Cdra ottiene al Consiglio di Stato la conferma della sentenza sul CUP della Provincia di Foggia
Con la sentenza n. 984/2026 il Consiglio di Stato ha rigettato il ricorso in appello proposto dalla Provincia di Foggia avverso la sentenza con la quale il TAR Puglia aveva dichiarato l’illegittimità del Regolamento CUP adottato dall’Amministrazione provinciale.
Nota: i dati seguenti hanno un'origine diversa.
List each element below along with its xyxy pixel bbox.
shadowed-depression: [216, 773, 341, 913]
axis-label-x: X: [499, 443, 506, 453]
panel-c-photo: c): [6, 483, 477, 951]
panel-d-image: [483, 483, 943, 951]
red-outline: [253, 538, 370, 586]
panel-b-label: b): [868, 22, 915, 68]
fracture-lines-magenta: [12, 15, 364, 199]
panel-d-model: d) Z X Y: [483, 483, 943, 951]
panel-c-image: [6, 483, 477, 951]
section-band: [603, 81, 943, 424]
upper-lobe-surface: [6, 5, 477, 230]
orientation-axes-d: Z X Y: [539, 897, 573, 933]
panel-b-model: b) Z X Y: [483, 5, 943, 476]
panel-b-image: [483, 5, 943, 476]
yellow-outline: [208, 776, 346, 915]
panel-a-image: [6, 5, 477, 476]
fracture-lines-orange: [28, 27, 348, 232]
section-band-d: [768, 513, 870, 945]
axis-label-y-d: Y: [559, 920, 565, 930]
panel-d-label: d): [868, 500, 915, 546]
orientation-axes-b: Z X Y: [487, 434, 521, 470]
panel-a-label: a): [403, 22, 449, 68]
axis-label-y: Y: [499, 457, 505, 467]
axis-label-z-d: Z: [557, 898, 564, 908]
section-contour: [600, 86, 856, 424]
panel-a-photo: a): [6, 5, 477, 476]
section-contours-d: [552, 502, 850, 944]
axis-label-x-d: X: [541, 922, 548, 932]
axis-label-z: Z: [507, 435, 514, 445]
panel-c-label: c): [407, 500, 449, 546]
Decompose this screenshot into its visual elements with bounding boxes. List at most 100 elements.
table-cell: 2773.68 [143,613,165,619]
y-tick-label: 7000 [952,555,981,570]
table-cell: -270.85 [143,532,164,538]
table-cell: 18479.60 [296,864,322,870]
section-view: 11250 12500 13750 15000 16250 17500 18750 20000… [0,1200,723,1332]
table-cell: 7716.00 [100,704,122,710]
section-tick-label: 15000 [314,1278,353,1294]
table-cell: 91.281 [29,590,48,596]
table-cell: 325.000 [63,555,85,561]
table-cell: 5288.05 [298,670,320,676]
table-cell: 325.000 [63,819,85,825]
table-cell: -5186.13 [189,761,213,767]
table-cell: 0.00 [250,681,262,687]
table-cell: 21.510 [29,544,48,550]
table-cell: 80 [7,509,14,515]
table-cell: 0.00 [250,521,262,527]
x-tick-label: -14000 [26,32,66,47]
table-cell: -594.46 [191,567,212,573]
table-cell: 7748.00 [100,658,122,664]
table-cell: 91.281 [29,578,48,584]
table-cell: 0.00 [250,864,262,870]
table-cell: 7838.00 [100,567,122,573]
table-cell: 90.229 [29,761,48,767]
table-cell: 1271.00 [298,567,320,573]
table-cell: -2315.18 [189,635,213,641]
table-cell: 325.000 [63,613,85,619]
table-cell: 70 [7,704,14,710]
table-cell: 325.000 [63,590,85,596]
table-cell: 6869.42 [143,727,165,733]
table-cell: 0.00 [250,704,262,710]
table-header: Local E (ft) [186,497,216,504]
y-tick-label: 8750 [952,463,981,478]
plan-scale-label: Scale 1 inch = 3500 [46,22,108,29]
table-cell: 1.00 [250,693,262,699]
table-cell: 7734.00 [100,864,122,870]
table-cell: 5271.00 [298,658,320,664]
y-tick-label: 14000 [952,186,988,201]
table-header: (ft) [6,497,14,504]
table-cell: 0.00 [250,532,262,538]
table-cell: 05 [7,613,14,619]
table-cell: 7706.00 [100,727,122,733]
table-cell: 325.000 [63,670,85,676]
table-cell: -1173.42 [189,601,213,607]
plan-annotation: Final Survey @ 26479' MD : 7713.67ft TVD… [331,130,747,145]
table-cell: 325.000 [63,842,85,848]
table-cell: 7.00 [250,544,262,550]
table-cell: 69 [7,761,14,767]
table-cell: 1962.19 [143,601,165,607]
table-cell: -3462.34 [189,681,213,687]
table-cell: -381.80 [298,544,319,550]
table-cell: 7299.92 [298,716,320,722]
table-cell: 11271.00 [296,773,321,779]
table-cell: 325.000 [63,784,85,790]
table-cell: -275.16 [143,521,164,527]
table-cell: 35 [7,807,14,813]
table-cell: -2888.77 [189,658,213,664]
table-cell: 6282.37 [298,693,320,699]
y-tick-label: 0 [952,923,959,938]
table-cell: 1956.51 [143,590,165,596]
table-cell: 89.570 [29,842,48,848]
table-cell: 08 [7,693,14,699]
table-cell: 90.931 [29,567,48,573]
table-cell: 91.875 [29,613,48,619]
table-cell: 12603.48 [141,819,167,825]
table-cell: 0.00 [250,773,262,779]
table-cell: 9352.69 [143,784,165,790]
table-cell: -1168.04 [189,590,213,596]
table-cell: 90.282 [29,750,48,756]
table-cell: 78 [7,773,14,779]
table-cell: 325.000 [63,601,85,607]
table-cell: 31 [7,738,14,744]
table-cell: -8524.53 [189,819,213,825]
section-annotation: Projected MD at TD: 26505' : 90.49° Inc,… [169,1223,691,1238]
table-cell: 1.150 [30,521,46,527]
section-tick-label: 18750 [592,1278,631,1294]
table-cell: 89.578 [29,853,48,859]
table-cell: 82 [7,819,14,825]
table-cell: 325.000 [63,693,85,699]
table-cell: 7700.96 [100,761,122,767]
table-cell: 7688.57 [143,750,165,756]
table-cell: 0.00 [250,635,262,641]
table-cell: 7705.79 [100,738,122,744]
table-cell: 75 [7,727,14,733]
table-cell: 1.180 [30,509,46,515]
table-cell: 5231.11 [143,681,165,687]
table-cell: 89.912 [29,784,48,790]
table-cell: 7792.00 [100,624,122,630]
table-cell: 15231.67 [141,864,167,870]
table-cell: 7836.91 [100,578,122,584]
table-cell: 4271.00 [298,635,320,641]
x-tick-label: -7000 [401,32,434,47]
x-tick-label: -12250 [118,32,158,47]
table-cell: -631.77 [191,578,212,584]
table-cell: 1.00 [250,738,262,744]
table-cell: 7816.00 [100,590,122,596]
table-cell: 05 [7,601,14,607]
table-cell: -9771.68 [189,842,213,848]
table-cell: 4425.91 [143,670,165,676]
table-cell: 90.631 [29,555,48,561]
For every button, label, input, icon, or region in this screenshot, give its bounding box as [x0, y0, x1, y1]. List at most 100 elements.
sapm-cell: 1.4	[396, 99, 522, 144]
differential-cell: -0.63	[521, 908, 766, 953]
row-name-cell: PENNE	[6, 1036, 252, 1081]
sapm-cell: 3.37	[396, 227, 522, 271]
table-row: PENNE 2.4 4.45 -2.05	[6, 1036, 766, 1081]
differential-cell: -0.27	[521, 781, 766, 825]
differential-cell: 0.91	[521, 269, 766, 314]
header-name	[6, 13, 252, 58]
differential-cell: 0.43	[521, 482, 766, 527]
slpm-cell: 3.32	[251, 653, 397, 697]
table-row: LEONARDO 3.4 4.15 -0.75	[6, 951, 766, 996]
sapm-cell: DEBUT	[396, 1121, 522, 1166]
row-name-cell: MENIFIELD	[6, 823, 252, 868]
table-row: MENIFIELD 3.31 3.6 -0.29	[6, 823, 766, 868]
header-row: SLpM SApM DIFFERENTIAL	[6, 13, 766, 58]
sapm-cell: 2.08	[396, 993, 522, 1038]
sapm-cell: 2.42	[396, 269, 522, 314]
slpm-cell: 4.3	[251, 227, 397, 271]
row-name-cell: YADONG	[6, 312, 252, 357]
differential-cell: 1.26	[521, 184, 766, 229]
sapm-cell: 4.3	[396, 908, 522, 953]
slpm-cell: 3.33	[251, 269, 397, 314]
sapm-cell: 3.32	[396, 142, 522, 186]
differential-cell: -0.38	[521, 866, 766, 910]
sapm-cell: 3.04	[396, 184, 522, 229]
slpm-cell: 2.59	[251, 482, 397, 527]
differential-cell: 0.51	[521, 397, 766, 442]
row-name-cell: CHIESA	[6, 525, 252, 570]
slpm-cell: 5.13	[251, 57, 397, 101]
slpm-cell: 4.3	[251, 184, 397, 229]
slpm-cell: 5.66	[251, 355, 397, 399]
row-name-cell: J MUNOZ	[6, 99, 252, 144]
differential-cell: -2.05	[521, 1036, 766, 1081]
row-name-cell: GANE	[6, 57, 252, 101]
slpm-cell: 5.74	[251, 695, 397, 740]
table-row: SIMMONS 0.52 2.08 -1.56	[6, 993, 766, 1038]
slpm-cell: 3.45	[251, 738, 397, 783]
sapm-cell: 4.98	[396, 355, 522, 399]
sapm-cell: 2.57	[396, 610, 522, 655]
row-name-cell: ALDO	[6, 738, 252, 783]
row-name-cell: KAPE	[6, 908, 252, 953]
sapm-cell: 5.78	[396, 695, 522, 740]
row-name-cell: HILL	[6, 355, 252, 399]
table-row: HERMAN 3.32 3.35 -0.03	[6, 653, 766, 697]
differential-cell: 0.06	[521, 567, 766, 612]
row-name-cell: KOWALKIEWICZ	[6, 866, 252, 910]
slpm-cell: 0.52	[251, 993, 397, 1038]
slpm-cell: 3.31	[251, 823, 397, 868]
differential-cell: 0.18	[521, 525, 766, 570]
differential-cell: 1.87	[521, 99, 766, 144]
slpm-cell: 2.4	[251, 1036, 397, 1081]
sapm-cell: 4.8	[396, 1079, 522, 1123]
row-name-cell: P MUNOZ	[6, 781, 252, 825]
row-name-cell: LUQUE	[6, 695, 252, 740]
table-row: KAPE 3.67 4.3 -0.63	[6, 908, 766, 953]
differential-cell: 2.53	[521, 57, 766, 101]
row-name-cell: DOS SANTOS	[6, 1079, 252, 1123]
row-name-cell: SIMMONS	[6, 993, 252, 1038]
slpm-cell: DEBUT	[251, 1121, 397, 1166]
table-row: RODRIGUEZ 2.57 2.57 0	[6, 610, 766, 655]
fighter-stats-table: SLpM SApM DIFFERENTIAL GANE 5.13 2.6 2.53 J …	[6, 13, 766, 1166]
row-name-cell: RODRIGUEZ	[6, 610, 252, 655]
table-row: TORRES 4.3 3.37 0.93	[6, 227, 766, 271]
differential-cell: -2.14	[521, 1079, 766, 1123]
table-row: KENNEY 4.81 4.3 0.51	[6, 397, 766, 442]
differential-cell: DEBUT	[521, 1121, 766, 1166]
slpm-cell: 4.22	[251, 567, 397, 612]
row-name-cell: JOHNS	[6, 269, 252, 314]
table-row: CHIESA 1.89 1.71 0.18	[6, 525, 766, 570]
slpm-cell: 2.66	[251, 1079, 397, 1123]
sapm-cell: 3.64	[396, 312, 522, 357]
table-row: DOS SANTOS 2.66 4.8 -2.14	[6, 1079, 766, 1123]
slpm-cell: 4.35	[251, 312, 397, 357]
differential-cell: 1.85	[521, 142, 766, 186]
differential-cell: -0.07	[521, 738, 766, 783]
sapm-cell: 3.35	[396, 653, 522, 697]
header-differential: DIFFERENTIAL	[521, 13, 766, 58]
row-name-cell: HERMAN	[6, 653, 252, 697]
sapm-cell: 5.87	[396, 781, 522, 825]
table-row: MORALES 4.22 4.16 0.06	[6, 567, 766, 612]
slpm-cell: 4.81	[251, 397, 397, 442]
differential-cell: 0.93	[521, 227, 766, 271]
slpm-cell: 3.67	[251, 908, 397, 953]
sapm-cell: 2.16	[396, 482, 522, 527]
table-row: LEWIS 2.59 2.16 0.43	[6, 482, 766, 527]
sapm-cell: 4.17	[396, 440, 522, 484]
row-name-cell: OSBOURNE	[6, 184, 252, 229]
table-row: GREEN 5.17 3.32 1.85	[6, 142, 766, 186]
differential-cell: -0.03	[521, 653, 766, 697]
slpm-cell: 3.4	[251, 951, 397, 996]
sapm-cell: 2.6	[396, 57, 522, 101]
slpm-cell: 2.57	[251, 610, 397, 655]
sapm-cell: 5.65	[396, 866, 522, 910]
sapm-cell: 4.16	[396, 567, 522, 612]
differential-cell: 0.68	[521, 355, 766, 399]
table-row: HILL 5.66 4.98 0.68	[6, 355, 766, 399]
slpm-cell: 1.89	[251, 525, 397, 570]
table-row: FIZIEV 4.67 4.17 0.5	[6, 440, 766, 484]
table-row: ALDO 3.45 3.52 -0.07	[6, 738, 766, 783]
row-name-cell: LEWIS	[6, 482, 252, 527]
In particolare, con la precitata sentenza il Consiglio di Stato, aderendo integralmente alle argomentazioni formulate da CDRA, con il founding partner Carlo Comandè, ha affermato che l’attività di produzione dell’energia elettrica da parte di soggetti privati rientra tra le attività strumentali alla fornitura del servizio di pubblica utilità, anche in assenza di allacci diretti con gli utenti finali e che, pertanto, l’aggettivo “minima”, contenuto nella norma di interpretazione autentica di cui all’art. 5, comma 14-quinquies, lett. d), si riferisce all’ammontare fisso e forfettario in ogni caso dovuto per tale particolare tipologia di occupazione di suolo pubblico e non, come sostenuto dalla Provincia appellante, a una mera base di calcolo liberamente elevabile.
La sentenza del Consiglio di Stato, che si inserisce nel solco delle precedenti statuizioni rese dal Massimo Consesso sul tema, conferma la correttezza della statuizione resa in primo grado dal TAR Puglia e, di conseguenza, l’illegittimità del Regolamento CUP adottato dalla Provincia di Foggia.